We still always find time to make love, so I don’t know why she would go out seeking it from someone else. I just can’t believe she would do this to me. I love her so much; she is my everything, and I don’t know that I could go on without her. What should I do?
And “Amy’s” all too reasonable response:
The first thing you should do is to not get married. Your fiancée’s behavior and your response are the very essence of dysfunction. If you are correct and she is stepping out on you, this is a huge problem. Your declaration that you feel like you “have to record everything… just to learn the truth” is chilling. Her counter-accusation that you hit her is potentially very dangerous for you.

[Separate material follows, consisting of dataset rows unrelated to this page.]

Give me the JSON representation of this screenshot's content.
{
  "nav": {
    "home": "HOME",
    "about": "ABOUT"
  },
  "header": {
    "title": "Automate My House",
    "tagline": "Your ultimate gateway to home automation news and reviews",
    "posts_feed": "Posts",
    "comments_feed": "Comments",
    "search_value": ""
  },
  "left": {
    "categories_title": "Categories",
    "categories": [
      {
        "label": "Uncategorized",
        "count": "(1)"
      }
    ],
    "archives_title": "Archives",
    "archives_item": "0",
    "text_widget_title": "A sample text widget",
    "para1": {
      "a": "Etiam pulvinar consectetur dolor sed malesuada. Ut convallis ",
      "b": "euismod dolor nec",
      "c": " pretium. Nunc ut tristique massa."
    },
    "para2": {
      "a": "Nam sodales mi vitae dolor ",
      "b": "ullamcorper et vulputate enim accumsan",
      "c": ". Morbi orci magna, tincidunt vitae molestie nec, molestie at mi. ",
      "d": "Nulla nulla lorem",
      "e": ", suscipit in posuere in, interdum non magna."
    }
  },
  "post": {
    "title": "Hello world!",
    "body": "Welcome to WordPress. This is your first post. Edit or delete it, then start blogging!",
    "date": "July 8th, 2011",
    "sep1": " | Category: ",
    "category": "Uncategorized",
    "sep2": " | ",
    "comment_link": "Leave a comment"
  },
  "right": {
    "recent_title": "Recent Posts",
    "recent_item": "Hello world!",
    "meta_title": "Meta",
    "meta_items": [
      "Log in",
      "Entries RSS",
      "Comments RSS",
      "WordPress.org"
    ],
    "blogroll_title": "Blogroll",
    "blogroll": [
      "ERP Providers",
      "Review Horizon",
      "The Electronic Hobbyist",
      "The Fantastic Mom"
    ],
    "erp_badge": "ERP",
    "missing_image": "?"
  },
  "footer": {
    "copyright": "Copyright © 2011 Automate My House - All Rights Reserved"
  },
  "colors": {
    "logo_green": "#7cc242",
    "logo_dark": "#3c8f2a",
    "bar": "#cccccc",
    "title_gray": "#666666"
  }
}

Because of an escalation in behavior I sense in both of you—and the seemingly toxic connection between you two—it would be wisest for you to [seek] the support of close friends [and consult with a] professional counselor to [help you deal] with this loss and change.
Hilariously, or maybe ominously, Amy predicts the “escalation in behavior” that actually happens in the plot of the film. Her only mistake is not anticipating that Johnny’s chosen professional counselor, a character named “Peter,” would walk out of the film and never be heard from again. (In real life, the actor walked off the set.)
Then again, she also failed to interrogate Johnny’s claim that Lisa’s mom definitely has breast cancer, so maybe we should be grateful she didn’t take a closer look at the many plot holes lining Johnny’s innocent statements.
At least we’re glad Amy didn’t leave her comments in her pocket.